File di ombrelli colorati incorniciano le scalinate d’ingresso al tempio. È giorno di festa al santuario induista di Besakih, e le preghiere dei fedeli si perdono in un suggestivo spettacolo di musiche e colori. Dopo il tramonto le mura verranno spogliate di ogni decorazione, ma l’atmosfera collettiva di consacrazione al divino rimarrà immutata nei gesti, nei pensieri, nelle azioni quotidiane degli abitanti di Bali. Ogni angolo dell’isola è permeato di religiosità. Nelle case, lungo le strade, accanto ai mercati, perfino negli alberghi c’è un piccolo altare che profuma di fiori e d’incenso: un ibisco rosso per Brahma, il Dio della creazione; frangipane bianchi e petali gialli per Mahadewa; scampoli di stoffa nera in onore di Vishnu. Gli stessi colori degli ombrelli che adornano le scalinate di Besakih, santuario dei santuari, tempio madre dell’isola di Bali.
La spiritualità è il compagno di viaggio che a Bali ti segue ovunque, ma la scoperta dell’isola non si limita a templi e divinità. «È come se ci fossero tre luoghi», conferma Arya, la mia guida poliglotta: «La montagna, la parte sacra dove dimorano gli Dei e dove è raggruppata la maggior parte dei luoghi sacri. La foresta, con i villaggi dei contadini. E naturalmente il mare».

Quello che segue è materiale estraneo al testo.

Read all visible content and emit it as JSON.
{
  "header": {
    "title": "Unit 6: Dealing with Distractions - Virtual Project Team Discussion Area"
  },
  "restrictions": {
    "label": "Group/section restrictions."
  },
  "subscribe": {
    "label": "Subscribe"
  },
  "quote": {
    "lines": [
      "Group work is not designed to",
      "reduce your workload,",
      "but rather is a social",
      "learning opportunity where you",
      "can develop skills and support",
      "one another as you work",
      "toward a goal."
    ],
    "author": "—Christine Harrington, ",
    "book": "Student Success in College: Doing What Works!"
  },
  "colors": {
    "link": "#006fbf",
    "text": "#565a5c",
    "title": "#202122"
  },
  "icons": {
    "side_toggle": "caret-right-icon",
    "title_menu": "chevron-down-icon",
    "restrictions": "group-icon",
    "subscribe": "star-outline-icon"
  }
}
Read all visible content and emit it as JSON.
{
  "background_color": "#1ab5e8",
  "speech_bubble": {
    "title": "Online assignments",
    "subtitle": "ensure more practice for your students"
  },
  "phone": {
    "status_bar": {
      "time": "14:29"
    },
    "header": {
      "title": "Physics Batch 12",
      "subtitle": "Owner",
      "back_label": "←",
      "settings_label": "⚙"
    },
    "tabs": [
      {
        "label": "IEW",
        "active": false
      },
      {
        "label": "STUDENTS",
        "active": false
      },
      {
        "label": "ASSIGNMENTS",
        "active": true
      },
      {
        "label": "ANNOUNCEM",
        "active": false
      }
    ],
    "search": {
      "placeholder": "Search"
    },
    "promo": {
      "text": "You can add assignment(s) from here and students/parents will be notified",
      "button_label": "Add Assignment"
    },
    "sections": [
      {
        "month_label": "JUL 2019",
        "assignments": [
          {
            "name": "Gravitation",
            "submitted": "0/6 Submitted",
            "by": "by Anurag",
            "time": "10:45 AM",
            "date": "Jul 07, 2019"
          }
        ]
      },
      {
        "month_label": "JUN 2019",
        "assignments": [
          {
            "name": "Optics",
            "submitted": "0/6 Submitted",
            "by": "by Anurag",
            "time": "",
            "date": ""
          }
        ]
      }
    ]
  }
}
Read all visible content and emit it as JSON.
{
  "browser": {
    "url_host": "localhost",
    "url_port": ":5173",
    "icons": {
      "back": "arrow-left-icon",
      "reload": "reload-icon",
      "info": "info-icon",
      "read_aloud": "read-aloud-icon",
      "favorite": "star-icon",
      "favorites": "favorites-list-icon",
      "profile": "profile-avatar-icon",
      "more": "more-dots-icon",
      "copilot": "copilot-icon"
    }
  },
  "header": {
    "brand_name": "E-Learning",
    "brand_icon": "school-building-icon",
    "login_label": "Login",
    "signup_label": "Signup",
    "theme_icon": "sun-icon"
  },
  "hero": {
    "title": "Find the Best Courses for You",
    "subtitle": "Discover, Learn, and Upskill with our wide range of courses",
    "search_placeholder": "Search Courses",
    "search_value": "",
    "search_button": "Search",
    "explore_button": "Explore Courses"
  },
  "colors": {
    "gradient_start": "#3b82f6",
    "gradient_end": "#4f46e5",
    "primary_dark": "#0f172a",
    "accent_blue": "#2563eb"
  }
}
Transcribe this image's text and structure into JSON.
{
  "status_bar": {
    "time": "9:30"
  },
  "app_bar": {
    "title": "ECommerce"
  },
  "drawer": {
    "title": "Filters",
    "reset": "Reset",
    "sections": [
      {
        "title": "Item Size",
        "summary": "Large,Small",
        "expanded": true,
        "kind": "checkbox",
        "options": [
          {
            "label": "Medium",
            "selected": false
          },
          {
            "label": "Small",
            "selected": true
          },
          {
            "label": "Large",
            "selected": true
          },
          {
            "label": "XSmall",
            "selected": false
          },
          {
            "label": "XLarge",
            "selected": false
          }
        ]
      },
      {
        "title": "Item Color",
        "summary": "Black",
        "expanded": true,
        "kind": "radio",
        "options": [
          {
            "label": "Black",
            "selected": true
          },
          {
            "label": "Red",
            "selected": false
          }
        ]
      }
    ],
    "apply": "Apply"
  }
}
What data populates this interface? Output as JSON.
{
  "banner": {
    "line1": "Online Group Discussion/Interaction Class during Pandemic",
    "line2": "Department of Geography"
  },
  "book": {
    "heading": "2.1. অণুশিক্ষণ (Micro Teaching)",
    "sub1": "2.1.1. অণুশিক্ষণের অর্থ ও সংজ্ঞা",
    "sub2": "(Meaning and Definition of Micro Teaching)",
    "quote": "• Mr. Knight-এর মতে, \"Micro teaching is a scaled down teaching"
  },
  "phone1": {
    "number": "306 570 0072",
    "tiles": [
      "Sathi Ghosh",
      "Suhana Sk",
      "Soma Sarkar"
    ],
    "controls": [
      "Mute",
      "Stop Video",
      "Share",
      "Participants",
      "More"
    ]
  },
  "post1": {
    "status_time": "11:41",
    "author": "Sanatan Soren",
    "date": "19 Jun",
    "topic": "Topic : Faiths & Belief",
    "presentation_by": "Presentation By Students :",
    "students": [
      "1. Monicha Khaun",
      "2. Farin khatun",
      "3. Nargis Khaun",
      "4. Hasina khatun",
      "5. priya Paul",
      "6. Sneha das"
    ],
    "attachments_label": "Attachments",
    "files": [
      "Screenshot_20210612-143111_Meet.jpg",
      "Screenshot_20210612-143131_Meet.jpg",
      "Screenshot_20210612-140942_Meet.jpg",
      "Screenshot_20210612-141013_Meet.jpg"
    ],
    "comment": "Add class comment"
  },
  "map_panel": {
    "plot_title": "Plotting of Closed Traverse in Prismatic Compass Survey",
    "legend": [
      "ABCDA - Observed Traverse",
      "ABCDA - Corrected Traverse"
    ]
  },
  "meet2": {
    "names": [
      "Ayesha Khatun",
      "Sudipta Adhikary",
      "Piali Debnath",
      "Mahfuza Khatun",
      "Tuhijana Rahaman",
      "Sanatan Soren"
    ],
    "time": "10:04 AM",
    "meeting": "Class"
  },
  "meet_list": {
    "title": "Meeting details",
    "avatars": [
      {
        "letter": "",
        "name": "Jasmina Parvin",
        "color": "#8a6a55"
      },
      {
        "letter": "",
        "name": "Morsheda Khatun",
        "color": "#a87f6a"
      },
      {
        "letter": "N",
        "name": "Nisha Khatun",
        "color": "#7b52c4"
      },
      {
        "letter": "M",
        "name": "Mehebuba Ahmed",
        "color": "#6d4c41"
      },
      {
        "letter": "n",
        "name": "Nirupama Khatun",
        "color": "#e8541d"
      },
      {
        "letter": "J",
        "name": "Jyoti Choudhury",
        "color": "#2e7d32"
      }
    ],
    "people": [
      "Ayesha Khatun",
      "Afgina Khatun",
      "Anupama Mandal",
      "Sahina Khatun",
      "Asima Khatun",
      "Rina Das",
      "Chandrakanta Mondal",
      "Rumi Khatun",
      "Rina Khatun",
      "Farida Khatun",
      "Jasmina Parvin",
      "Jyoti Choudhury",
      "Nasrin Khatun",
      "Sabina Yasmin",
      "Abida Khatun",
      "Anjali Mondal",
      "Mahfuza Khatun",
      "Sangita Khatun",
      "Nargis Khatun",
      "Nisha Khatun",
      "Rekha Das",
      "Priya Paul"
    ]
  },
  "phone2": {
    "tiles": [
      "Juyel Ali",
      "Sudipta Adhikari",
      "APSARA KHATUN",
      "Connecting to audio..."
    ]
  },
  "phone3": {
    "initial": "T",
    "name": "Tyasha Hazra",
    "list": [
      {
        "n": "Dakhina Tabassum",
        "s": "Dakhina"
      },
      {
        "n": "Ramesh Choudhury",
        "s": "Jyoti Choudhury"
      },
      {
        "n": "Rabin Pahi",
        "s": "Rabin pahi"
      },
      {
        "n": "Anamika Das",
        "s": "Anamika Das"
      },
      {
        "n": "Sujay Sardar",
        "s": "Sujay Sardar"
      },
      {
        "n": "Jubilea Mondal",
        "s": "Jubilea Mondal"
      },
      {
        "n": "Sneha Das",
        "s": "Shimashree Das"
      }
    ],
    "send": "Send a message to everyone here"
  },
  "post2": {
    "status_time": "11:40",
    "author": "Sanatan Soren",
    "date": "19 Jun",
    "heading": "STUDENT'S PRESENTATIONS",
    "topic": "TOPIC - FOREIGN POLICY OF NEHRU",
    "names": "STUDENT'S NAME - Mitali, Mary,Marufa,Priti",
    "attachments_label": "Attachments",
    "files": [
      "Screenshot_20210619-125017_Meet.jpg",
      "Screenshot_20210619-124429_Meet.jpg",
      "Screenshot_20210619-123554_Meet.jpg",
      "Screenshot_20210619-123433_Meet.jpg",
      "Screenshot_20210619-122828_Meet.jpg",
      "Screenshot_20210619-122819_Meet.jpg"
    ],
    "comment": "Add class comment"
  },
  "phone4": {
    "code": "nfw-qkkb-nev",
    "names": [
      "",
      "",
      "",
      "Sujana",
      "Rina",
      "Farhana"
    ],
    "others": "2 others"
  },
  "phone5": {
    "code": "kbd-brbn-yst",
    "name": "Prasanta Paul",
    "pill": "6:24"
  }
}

L’isola non è piccola ma può essere tranquillamente scoperta in un’unica vacanza, partendo dalla popolare area turistica di Kuta per poi arrivare, appena più a sud, ai lidi sabbiosi dei resort a cinque stelle come l’Ayodya. Rilassarsi sulla sua spiaggia o a bordo piscina è un incanto, ma per vedere i templi bisogna allontanarsi da quell’eden tropicale e dirigersi verso nord. Fino al Pura Luhur Batukaru con i tetti a pagoda “impilati” come perline di una ghirlanda di pietra sacra. Fino al Pura Beji, fra i più antichi dell’isola (è stato edificato nel XV secolo) e al Pura Meduwe Karang sulla costa settentrionale, per poi scendere verso il vulcano Batur e il tempio madre di Besakih, che quando non è festa si mostra in tutta la sua bellezza di pietra grezza e terrazze costruite a più riprese a partire dal XIII secolo. Altri templi incantati accompagnano il viaggio verso Ubud, dove ho cercato gli scorci immortalati nella pellicola di Eat Pray Love con Julia Roberts, e le nostalgiche tracce dei figli dei fiori che, fino agli anni Settanta, avevano eletto il villaggio a loro paradiso tropicale. Venivano qui per imparare l’arte del batik, i segreti della pittura näif-balinese, per contemplare le risaie di Tegallalang: il “mare” verde delle colline a est dell’abitato, dove le sfumature, i ghirigori d’erba, i giochi di chiaroscuri fra i riflessi argentati dell’acqua, sembrano un miracolo della natura. Invece sono il risultato di due assiomi, il duro lavoro agricolo e la fede. La divinità della fertilità concede raccolti abbondanti e i balinesi, per ringraziarla, costruiscono templi. Vederli tutti è impossibile, però suggerisco di non perdere il Pura Kehen, con il primo cortile (ombreggiato da un albero di 30 metri) che rappresenta il mare, e il tempio vero e proprio all’ultimo livello a simboleggiare la montagna.
Poi, sulla strada verso sud-ovest, tappa al Tanah Lot, per via di una particolarità unica: è costruito su uno scoglio, ed è la location perfetta per scattare fotografie al tramonto, quando il sole sprofonda nell’acqua regalando tavolozze cromatiche senza limite di demarcazione fra cielo e acqua. Di tramonti ne ho visti molti, dall’Africa al Nord Europa, ma questo è davvero speciale. Un regalo degli Dei che separa idealmente l’Indonesia votata al divino dal paradiso esotico delle spiagge e dei resort romantici in riva all’oceano. Tutto perfetto, tutto incantevole: chiamatela, se volete, poesia.